Le risque principal en matière de retenue à la source est la responsabilité du débiteur : en droit français, la société versant le revenu est le redevable légal de la retenue, et c'est elle – non le bénéficiaire étranger – qui doit en assurer la déclaration et le paiement. Une retenue mal calculée, non appliquée ou appliquée à un taux insuffisant expose la société à un redressement lors d'un contrôle fiscal, avec application d'intérêts de retard et, le cas échéant, de pénalités.
Le contrôle fiscal des retenues à la source figure parmi les axes de vérification privilégiés par l'administration dans les groupes ayant des flux transfrontaliers. L'administration dispose d'outils d'information étendus, notamment via les échanges automatiques de données entre administrations fiscales (Common Reporting Standard, DAC6, Country-by-Country Reporting pour les groupes dépassant les seuils concernés), qui lui permettent de recouper les flux déclarés dans les différents États.

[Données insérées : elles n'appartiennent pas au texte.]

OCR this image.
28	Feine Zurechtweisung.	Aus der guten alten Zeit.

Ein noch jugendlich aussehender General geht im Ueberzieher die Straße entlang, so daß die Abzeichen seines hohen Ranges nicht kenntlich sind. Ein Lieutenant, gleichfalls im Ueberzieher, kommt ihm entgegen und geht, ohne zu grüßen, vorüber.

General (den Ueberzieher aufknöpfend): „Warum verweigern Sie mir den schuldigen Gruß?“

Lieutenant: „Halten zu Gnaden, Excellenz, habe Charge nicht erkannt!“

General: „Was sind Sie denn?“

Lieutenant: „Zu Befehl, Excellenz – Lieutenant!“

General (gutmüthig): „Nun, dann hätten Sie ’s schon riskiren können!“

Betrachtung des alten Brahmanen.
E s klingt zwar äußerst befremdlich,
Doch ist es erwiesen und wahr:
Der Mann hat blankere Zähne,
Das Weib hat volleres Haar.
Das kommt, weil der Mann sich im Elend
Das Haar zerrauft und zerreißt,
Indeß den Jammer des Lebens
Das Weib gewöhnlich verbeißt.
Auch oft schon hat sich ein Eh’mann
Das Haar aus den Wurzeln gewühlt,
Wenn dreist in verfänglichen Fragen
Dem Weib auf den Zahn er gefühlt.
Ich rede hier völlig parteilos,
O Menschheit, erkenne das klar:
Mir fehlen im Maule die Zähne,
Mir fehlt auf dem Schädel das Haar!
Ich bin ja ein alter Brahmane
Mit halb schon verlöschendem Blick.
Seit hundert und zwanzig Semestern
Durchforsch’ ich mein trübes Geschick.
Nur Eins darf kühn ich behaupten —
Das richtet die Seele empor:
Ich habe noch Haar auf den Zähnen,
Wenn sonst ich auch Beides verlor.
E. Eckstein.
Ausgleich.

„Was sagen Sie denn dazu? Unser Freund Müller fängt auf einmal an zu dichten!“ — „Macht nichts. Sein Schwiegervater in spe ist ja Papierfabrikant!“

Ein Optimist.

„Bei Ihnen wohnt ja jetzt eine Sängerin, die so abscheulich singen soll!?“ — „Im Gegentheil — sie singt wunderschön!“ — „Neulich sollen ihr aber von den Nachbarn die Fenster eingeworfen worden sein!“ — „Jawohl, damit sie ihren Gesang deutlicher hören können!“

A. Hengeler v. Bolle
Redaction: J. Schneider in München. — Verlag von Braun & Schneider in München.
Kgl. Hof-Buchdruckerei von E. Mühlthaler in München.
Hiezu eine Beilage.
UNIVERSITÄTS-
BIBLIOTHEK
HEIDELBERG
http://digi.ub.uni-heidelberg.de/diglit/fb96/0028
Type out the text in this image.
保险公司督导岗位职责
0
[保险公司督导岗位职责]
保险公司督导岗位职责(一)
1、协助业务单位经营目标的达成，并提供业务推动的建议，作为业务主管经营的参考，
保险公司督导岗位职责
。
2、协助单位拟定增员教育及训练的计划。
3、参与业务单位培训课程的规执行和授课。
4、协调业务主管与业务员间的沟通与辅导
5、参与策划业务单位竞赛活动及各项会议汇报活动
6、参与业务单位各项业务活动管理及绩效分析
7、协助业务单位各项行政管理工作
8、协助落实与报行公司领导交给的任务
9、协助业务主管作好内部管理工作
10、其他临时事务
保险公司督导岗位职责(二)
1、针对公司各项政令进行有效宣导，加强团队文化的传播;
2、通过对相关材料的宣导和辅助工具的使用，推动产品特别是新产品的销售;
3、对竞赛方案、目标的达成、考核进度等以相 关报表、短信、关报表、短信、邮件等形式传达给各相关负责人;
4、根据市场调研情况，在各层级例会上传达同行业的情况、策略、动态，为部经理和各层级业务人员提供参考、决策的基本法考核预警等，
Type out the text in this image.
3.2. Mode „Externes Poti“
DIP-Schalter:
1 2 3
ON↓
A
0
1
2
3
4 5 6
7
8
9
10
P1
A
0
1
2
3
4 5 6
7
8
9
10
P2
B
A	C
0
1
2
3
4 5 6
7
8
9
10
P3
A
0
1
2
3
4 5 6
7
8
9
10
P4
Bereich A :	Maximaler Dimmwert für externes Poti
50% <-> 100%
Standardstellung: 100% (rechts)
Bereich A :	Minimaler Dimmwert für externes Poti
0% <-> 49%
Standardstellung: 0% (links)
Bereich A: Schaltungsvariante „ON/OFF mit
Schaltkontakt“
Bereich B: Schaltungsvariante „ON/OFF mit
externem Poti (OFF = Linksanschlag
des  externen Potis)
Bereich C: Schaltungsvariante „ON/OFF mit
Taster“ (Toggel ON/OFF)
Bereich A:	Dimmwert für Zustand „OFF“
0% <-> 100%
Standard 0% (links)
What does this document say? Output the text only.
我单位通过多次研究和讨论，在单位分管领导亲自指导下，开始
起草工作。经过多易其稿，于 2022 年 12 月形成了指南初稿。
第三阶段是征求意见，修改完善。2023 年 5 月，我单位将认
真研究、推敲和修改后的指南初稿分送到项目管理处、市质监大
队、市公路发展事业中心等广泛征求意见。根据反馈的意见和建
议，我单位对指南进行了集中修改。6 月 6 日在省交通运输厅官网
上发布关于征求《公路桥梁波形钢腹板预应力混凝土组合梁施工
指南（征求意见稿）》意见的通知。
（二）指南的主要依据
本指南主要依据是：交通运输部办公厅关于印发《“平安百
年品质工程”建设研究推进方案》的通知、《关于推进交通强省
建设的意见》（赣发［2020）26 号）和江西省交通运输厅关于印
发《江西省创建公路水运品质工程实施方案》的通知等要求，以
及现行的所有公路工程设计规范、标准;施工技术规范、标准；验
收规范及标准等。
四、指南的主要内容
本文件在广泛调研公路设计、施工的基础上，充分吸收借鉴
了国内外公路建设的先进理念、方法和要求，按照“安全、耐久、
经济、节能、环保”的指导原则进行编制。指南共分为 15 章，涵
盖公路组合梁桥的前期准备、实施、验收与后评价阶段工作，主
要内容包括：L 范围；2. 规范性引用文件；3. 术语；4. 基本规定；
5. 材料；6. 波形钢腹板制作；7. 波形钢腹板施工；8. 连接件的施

Pour le dirigeant, les conséquences ne s'arrêtent pas à la société. En cas de manquements délibérés ou de montage constitutif d'un abus de droit ou d'une fraude fiscale, la responsabilité personnelle du dirigeant peut être engagée. Les dispositions du Livre des procédures fiscales prévoient des mécanismes de solidarité et des sanctions pénales pour les actes les plus graves. La distinction entre optimisation fiscale licite et abus de droit – défini par les dispositions du Livre des procédures fiscales relatives à l'abus de droit fiscal – passe précisément par la substance économique réelle de la structure et la réalité du bénéficiaire effectif.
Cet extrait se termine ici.